Eddie reached out, and Beck deposited the thread in his outstretched hand.

“The carriage men were there to steal the body,” the hermit said with a sober expression. “The one in charge seemed happy to do so. Not your mermaid, though. She was crying.”

“My mermaid?”

“You almost crashed right into her one night. She and I were both watching you and your rabbit.” He patted Mitts, who panted happily at the attention, tongue lolling. “I wanted to make sure you didn’t burn down my land, so I stayed up on the ridge. She was hidden in the trees. She’s a good swimmer, and she’s got good eyes. But you weren’t much good at seeing what was right in front of you. That’s why I’m leading you out now.”

Eddie felt a burst of heat run through him. He must have glimpsed the girl. That was why he couldn’t rid her from his dreams.

“Who is she?”

Beck shrugged. “A girl that thinks she’s a fish. Maybe your trout brought her round. I told you that fish would lead you someplace.”

“I don’t suppose you recognized the men.” An impossible, hopeless question Eddie didn’t so much ask as think aloud.

“The first fella who almost drowned in the mud?”

“No,” Eddie said. “The two with the body.”

“Oh, I knew one of them, all right.”

This was the way it happened, a single question that could crack open the world, letting in a shaft of light that might allow him to glimpse the truth.
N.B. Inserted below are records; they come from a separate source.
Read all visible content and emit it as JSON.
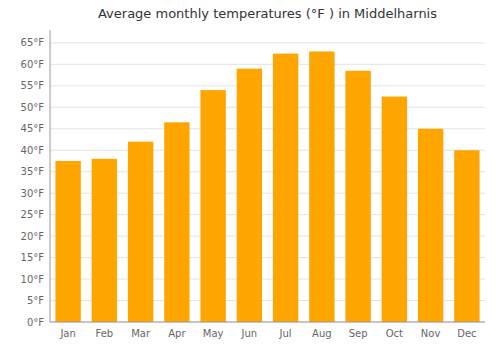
{
  "chart_data": {
    "type": "bar",
    "title": "Average monthly temperatures (°F ) in Middelharnis",
    "categories": [
      "Jan",
      "Feb",
      "Mar",
      "Apr",
      "May",
      "Jun",
      "Jul",
      "Aug",
      "Sep",
      "Oct",
      "Nov",
      "Dec"
    ],
    "values": [
      37.5,
      38,
      42,
      46.5,
      54,
      59,
      62.5,
      63,
      58.5,
      52.5,
      45,
      40
    ],
    "color": "#FFA500",
    "ylim": [
      0,
      68
    ],
    "yticks": [
      {
        "value": 0,
        "label": "0°F"
      },
      {
        "value": 5,
        "label": "5°F"
      },
      {
        "value": 10,
        "label": "10°F"
      },
      {
        "value": 15,
        "label": "15°F"
      },
      {
        "value": 20,
        "label": "20°F"
      },
      {
        "value": 25,
        "label": "25°F"
      },
      {
        "value": 30,
        "label": "30°F"
      },
      {
        "value": 35,
        "label": "35°F"
      },
      {
        "value": 40,
        "label": "40°F"
      },
      {
        "value": 45,
        "label": "45°F"
      },
      {
        "value": 50,
        "label": "50°F"
      },
      {
        "value": 55,
        "label": "55°F"
      },
      {
        "value": 60,
        "label": "60°F"
      },
      {
        "value": 65,
        "label": "65°F"
      }
    ],
    "grid": true
  }
}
“I saw his picture in the paper years ago. He was a criminal.”

It was dark where they’d stopped, but through the trees the water shone a silvered, glittering gray.

“Do you remember his name?”

“Can’t read. I just use the paper to wrap my fish to soak in cold water. But I read his face just fine, and I remembered it. It was the same man I saw with your mermaid. He put the body under the seat. Then he stood behind the carriage and fed the blackbirds crumbs from his hand. Never seen anything like it.”

Eddie felt a chill along his neck and back. Beck was describing a scene Eddie knew well. The first thing he heard every morning was the sound of the horses breathing in the stalls below him and the liveryman crooning to his pigeons as he sang their praises. Birds are smarter than you think. They never forget a kind word or a face. He’d often witnessed the liveryman feeding the blackbirds out in the alleyway as they perched along his arms, each one waiting its turn, as if entranced.

“Now I’ve told you everything,” the hermit said, “and all that I have belongs to you when I’m gone.” They had reached the riverbank, the end of Beck’s territory and his world. “Don’t forget my wolf.”